En tant que lecteur inconditionnel du Petit Nicolas, je ne peux qu'être admiratif de la précision avec laquelle les réalisateurs ont su restituer sur grand écran, le style si particulier de Jean-Jacques Sempé, y compris et même surtout celui qu'il arborait pour mettre en images les récits de son partenaire et ami René Goscinny. Tout y est, des chara-designs minimalistes à la colorimétrie en aquarelle, jusqu'aux contours flous entourant chaque image ; typique des illustrations affiliées aux romans jeunesses.
Hélas, mise à part cette réussite technique indéniable, le film ressemble trait pour trait à ce que je m'étais imaginé en voyant la bande-annonce.
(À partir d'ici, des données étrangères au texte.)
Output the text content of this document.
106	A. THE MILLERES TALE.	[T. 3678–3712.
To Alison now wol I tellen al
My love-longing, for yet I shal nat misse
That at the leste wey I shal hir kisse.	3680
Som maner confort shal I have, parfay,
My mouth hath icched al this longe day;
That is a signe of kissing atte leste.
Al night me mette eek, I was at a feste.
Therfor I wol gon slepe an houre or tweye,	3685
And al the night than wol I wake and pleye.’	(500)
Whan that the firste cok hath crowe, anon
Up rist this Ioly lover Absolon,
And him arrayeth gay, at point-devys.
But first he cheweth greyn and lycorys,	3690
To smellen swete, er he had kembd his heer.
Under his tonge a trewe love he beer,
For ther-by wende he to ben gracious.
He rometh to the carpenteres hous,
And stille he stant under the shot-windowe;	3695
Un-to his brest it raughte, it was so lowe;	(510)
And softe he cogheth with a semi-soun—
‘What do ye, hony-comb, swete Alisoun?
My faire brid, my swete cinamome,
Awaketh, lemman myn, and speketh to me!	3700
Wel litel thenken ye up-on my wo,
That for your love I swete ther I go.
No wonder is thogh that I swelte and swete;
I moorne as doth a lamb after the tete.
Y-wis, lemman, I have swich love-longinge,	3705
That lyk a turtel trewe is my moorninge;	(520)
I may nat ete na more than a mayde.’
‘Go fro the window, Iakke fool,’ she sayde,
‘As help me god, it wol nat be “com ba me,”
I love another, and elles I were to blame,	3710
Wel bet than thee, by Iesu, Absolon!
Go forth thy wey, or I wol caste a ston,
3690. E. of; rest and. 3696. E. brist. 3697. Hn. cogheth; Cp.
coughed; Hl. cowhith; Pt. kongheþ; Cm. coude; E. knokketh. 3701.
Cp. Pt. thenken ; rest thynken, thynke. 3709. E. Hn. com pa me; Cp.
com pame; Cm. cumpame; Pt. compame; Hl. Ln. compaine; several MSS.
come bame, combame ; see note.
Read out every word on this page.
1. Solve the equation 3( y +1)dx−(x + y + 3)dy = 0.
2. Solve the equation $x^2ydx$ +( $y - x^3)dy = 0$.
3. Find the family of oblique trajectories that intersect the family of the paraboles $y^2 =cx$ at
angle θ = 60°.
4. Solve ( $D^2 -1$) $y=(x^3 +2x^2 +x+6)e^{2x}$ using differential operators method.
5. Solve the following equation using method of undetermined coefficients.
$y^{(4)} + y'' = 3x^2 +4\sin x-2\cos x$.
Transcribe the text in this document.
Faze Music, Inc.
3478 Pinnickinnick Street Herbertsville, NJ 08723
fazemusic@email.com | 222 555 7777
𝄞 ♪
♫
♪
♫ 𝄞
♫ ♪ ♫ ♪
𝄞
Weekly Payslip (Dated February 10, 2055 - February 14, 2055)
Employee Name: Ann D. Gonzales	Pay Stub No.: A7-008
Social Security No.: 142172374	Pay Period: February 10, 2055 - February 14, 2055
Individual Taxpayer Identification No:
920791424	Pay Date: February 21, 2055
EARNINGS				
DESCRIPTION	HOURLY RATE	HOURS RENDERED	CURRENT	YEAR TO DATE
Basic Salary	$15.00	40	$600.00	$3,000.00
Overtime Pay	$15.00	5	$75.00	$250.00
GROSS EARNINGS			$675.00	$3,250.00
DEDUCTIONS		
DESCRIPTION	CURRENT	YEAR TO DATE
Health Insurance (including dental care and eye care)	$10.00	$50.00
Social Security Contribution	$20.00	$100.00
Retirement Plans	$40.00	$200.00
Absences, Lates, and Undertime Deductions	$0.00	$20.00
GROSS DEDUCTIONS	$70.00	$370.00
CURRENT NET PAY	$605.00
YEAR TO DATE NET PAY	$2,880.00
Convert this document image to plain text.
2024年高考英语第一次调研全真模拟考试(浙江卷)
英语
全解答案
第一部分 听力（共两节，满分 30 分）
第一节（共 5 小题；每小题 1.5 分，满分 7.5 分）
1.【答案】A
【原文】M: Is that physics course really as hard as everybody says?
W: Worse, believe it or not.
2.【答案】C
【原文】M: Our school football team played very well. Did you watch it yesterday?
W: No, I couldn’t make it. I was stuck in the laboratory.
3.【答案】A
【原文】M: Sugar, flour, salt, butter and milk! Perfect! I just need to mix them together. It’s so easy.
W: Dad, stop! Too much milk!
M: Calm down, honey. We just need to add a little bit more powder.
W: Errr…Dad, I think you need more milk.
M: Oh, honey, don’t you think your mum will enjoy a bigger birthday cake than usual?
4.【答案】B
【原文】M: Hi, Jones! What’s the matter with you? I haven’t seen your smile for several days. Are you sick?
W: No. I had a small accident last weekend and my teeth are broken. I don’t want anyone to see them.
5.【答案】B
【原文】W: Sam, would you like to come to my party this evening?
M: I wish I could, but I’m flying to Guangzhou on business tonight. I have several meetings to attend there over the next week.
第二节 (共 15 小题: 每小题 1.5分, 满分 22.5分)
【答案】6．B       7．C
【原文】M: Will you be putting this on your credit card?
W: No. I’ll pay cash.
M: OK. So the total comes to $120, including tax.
Soit une compilation de nouvelles disparates adaptées quasi ligne par ligne, mais dont l'efficacité comique se retrouve souvent desservie par une exécution trop rapide, là où l'humour du Petit Nicolas fonctionne généralement sur la longueur, par accumulations de petits détails rendant la situation initiale de plus en plus explosive.
Entre ces petits court-métrages animés, Papa Sempé et tonton Goscinny font la causette à leur progéniture en papier dans le Paris idéalisé des années 60. On apprend ainsi au détour de ces pérégrinations quelques chouettes anecdotes sur la conception du personnage et de son univers, ainsi que des faits importants dans la vie des auteurs ayant pu avoir une incidence sur leur carrière artistique ou sur la création de leur œuvre commune. Dommage que tout cela résulte en un condensé de funs facts digne d'une expo du MIAM, dont aucune n'est réellement approfondie ou mise en relation avec les histoires qu'elles précèdent. Formellement, le film se présente comme une sorte de docu-fiction alors qu'il manque cruellement d'informations et de mise en contexte. Tant et si bien qu'à la fin de celui-ci, on est incapable de déterminer qu'est ce qui a fait la spécificité du Petit Nicolas à l'époque de sa publication, le portrait qu'il dresse sur le monde de l'enfance ou ce qui le rend encore très actuel pour les jeunes générations qui le découvriraient aujourd'hui.
C'est là mon principal problème avec ce long-métrage : il manque de cohérence artistique. Et ce n'est guère étonnant lorsque l'on sait qu'il s'agissait à la base d'un docu-fiction pensé pour la télévision, dont seules les histoires du Petit Nicolas devaient être réalisées en animation. Sûrement à cause des coups pharaoniques que devaient nécessiter les segments animés, le projet a ensuite muté en un objet cinématographique hybride. A mi-chemin entre l'adaptation, le documentaire et la fiction animée. Sauf qu'au final, il essaye d'être tout à la fois sans arriver à pleinement concrétiser l'un de ces trois aspects. Pas assez informatif pour être un bon documentaire, il n'est pas non plus suffisamment bien écrit pour être une bonne œuvre de fiction.
En effet, alors que la promo nous laissait espérer un film plus personnel, centré sur les auteurs et le rapport qu'ils entretiennent avec leur création, à aucun moment, il ne tente de construire un scénario ou une quelconque dramaturgie autour de cette thématique, préférant opter pour une approche semi-documentaire inconséquente. Sempé et Goscinny ne sont pas traités comme des protagonistes de fiction, mais comme des mascottes de Parc d'Attraction, au même titre que leur Petit Nicolas. De ce fait, on a donc bien du mal à se sentir émotionnellement impliqué dans leurs saynètes, et même le final avec Sempé annonçant à Nicolas la mort de son créateur, ne fonctionne que parce qu'on pense aux vrais auteurs à ce moment précis (d'autant plus avec le décès de Sempé en Août dernier), mais le film à lui seul ne génère aucune émotion pour ses "personnages".
Aussi, même en ayant passé un excellent moment devant ce long-métrage techniquement abouti et que je vous encouragerais malgré tout à aller voir en salles, surtout si vous avez des enfants en bas âge ; je ne puis m'empêcher de le considérer comme un simple film promotionnel désincarné, au même titre que les docu-fictions de Disney Chanel mettant en scène le père Disney entouré de toutes les mascottes de son futur parc d'attraction. J'ai l'impression que le principal objectif d'Anne Goscinny avec ce projet était de promouvoir la marque "Petit Nicolas" sans chercher à la renouveler comme cela avait pu être le cas avec le premier film de Laurent Tirard qui, quoi qu'on en dise, reste à mes yeux une excellente adaptation de l’œuvre.